Il s'arrêta à l'orée de la forêt, observant les allées et venues des clients, les voix qui montaient, les éclats de rire. Un moment d'hésitation. Puis, dans un élan soudain, il s'avança. La transformation était déjà en train de se précipiter, ses muscles se tendant, ses sens décuplés. Mais il se forçait à avancer, lentement, avec la volonté farouche de ne pas céder à l'urgence de la bête. Il n'avait jamais été aussi proche de la jeune femme, et il ne pouvait pas la laisser partir, pas avant d'avoir compris.

Lorsqu'il entra dans l'auberge, le silence tomba presque instantanément. Les quelques clients qui s'y trouvaient se figèrent à sa vue. Il avait beau tenter de dissimuler son angoisse, il ne pouvait échapper à la sensation qu'il était un monstre. Un monstre dans un endroit qui n'était pas fait pour lui. L'odeur de la viande rôtie, de l'alcool et des herbes se mélangeait à l'odeur âcre de sa peau, et il sentait les regards se poser sur lui, pleins de méfiance.

Mais Kieran ne se laissa pas démonter. Il chercha du regard la jeune femme, et la trouva, assise seule à une table près de la cheminée. Elle était là, sereine, mais quelque chose dans ses yeux lui fit comprendre qu'elle l'avait vu entrer. Il s'avança, chaque pas semblant peser lourd, son cœur battant plus fort que jamais.
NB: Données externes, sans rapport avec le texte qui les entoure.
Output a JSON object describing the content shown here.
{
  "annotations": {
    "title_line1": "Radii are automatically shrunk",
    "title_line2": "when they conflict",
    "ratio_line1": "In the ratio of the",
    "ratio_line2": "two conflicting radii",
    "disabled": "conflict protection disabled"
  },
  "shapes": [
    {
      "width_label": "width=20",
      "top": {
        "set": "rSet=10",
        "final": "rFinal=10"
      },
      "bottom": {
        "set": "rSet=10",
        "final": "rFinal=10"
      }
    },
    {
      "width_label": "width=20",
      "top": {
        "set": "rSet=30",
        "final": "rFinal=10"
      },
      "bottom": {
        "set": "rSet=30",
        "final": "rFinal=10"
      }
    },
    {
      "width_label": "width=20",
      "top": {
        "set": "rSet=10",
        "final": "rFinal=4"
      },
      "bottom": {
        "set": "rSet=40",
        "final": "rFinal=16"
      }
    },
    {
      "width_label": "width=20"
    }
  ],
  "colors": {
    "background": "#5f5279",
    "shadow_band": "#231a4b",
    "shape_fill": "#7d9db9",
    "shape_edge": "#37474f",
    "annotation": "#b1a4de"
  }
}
Lorsqu'il arriva à sa table, elle leva les yeux vers lui, et un frisson parcourut le dos de Kieran. C'était comme si son regard traversait toute son âme, cherchant à comprendre ce qu'il était. Puis, sans un mot, elle se leva lentement et s'éloigna, se dirigeant vers le comptoir. Le cœur de Kieran se serra douloureusement. Il ne l'avait pas imaginé, mais il n'avait pas non plus le courage de la retenir.

Il resta là, figé, perdu dans ses pensées, observant les autres clients qui murmuraient entre eux. La peur, la honte, la culpabilité se mêlaient dans un tourbillon vertigineux. Mais au fond de lui, il savait que tout ceci faisait partie d'un chemin qu'il ne pourrait pas fuir éternellement. Quelque chose avait changé en lui, un appel qu'il ne pouvait ignorer. Il devait apprendre à vivre avec cette dualité. La bête et l'homme, ensemble.
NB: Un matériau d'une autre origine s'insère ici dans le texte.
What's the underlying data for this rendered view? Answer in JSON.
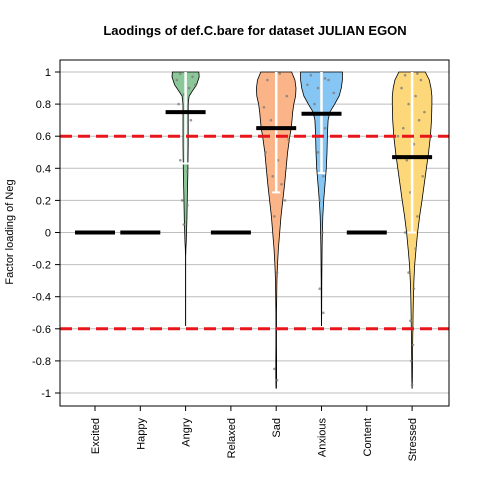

Il tourna les talons et se dirigea vers la sortie, mais avant de franchir le seuil, il se retourna une dernière fois. Elle était là, la jeune femme, à l'autre bout de la salle, le regardant à la dérobée, comme si elle hésitait à se rapprocher. Kieran ferma les yeux un instant, sentant la pression de la transformation qui montait en lui.

Peut-être, pensa-t-il, un jour, pourrait-elle accepter ce qu'il était. Mais pour le moment, il devait encore apprendre à s'accepter lui-même.